Jannacci, Testori, Gaber. Le periferie del nostro cuore

Redazione Web

Jannacci, Testori, Gaber. Le periferie del nostro cuore

Tre protagonisti della vita culturale del Paese che hanno dato voce alle tante periferie di Milano

Rimini, 21 agosto 2023 – Tre grandi anime legate da tre anniversari significativi: i cento anni dalla nascita di
Giovanni Testori, i venti e i dieci dalla morte di Giorgio Gaber ed Enzo Jannacci. Ma c’è un altro
denominatore comune che unisce queste figure: hanno vissuto da dentro e dato voce alle tante periferie di
Milano. All’interno del convegno “Jannacci, Testori, Gaber. Le periferie del nostro cuore”, moderato dal
giornalista Massimo Bernardini, il musicista Paolo Jannacci e il giornalista di Casa Testori Associazione
Culturale Giuseppe Frangi hanno portato il ricordo della loro amicizia con questi tre grandi milanesi. Tre
assenze diventate presenze grazie alle splendide voci della musicista Andrea Mirò e dell’attore Michele
Maccagno.
“Un giorno come un altro…”. Ma non è un giorno come un altro quello che si è chiuso sul palco di Sala Neri,
al Meeting per l’amicizia fra i popoli. La voce profonda e calda di Andrea Mirò interpreta magistralmente
una piccola e dimenticata canzone di Giorgio Gaber e Renato Angiolini del 1964. “La gente passa e va…”,
ma in tanti non riescono ad entrare nella sala gremita. “E la città non lo sa…”.
Il racconto della periferia, intesa come autentico cuore della città, è stato importante per Jannacci, Testori e
Gaber. Tutti e tre hanno amato profondamente Milano e le sue periferie, le contraddizioni, i vuoti, le ferite.
Giovanni Testori viene da una condizione borghese, da una famiglia di industriali tessili che a Novate
Milanese – un piccolo paese immediatamente alle porte di Milano – ha la fabbrica. «La vocazione di Tesori
artista è molto precoce e nasce dalle periferie», esordisce Frangi. «I suoi romanzi li scriveva o nei bar o sui
tram». Tutti i giorni con il treno attraversava la periferia ritratta nei suoi testi – Maccagno offre un assaggio
eloquente tratto da “Il fabbricone – e lo faceva con la capacità di farsi amico di questa popolazione
immedesimandosi nei suoi abitanti, senza mai darne una visione patetica, accogliendo le contraddizioni, i
drammi, anche l’infamia che alcuni personaggi hanno dentro.
Paolo Jannacci ricorda il padre e Giorgio Gaber: «Erano due disgraziati, però, che disgraziati!». Due corsari,
due matti. Al Famedio, dove è sepolto – all’interno del Cimitero Monumentale a Milano è il luogo destinato
a celebrazione e ricordo dei milanesi che hanno reso illustre la città e l'Italia – la lapide recita “Enzo
Jannacci, medico e artista”. «È la sintesi di quello che è stato mio padre. Lui scherzava sul fatto di essere un
saltimbanco, anche se sentiva di aver fatto qualcosa per il momento artistico nazionale.
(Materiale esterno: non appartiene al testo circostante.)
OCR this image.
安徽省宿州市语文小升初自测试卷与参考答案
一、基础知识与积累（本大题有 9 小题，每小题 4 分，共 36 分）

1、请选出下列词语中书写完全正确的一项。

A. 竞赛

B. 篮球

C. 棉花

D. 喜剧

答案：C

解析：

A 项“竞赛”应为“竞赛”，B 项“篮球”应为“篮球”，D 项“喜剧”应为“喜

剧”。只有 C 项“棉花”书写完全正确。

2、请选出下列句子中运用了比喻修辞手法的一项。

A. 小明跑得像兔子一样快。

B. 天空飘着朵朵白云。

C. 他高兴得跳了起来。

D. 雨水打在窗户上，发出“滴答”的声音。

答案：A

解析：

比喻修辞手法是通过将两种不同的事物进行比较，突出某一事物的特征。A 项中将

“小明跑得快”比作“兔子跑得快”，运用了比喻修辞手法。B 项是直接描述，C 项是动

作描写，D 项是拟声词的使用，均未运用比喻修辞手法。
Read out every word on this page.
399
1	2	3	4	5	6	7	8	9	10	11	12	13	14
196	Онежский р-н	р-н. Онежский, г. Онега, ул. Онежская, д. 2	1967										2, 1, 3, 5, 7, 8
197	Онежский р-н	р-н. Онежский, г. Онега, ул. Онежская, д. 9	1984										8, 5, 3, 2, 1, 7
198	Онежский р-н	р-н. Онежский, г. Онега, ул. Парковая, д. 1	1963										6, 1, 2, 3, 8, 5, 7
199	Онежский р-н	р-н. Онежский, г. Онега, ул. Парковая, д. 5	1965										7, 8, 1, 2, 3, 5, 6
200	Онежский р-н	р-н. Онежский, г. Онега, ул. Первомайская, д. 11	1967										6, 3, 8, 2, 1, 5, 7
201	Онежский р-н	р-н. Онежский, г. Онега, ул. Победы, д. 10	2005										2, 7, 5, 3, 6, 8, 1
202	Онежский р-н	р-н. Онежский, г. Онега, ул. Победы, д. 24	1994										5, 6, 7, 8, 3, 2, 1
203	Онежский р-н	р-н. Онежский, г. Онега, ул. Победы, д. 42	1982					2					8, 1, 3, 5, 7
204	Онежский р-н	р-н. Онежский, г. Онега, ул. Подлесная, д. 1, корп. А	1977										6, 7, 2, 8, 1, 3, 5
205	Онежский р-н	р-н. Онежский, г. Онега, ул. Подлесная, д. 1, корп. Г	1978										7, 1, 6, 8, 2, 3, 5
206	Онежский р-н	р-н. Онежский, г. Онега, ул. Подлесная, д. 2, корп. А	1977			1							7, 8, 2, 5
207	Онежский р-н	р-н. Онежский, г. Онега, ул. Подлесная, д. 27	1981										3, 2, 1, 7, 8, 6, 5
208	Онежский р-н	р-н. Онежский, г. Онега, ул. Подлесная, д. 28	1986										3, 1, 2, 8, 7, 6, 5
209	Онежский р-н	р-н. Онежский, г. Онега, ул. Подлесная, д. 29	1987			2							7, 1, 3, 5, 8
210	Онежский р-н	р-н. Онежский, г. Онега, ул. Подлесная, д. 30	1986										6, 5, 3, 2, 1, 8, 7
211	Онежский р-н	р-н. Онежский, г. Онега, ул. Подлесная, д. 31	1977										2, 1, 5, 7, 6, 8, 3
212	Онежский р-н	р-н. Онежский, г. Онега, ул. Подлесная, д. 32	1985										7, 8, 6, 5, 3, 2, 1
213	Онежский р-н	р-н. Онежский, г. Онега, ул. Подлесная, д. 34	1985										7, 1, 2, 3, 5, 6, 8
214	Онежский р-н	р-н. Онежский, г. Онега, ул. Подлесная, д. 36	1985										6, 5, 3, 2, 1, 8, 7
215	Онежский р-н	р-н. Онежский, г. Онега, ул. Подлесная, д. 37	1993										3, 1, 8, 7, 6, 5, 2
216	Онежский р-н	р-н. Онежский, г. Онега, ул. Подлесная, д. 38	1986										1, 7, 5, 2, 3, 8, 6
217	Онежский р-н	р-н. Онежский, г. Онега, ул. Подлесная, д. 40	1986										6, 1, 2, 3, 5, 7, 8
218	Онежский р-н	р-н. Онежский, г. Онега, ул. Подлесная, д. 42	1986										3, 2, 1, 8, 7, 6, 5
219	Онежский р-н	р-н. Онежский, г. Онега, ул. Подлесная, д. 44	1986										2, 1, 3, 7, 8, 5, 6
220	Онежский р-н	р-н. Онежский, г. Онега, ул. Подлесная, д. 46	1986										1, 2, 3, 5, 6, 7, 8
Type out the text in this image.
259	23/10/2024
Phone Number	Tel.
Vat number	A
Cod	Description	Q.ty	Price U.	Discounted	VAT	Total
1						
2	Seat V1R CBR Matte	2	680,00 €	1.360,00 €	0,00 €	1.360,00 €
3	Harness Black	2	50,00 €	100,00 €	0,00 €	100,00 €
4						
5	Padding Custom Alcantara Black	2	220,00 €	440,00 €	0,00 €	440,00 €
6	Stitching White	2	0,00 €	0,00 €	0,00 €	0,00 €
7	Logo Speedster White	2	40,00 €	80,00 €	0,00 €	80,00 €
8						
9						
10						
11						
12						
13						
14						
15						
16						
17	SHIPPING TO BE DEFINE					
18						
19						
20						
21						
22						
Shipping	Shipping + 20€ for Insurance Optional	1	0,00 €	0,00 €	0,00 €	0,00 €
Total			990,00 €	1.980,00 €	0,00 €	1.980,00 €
Ma la vocazione di
cercare di aiutare gli altri come medico era la cosa che lo emozionava di più e lo faceva sentire più leggero.
Chi cercava aiuto era chi viveva nelle periferie e il papà si sentiva più pronto verso questa fascia di
popolazione relegata in un angolo. Il pathos nasceva in periferia, le idee nascevano lì. In centro ci arrivavi
con le cose fatte». Poi Jannacci si mette al piano e interpreta i due brani di un 45 giri del 1964: “Ti te se no”
– “Tu non lo sai, perché non vai mica in giro… Che bello che dev’essere fare i signori… !” – e “El purtava i
scarp del tennis”.
L’approccio con la periferia porta questi grandi creativi a un coraggio sperimentale. Provano ad
avventurarsi nell’invenzione di una nuova lingua per portare l’umanità della periferia dentro i testi.
Maccagno ne dà testimonianza portando sul palco del Meeting un pezzo tratto da “sdisOrèA”, l’Oreste
brianzolo di Giovanni Testori. Infine, Mirò con pianoforte e voce riporta tutto al punto di partenza: “Come è
bella la città” di Gaber, un’altra lettura della città come luogo paradossale. “Se tu vuoi farti una vita, devi
venire in città”. Piccolo extra a grande richiesta di un pubblico attento, commosso e grato: “Tintarella di
luna” a due voci (Mirò e Jannacci) e tre mani. Uno spettacolo di amicizia da riguardare e rigustare.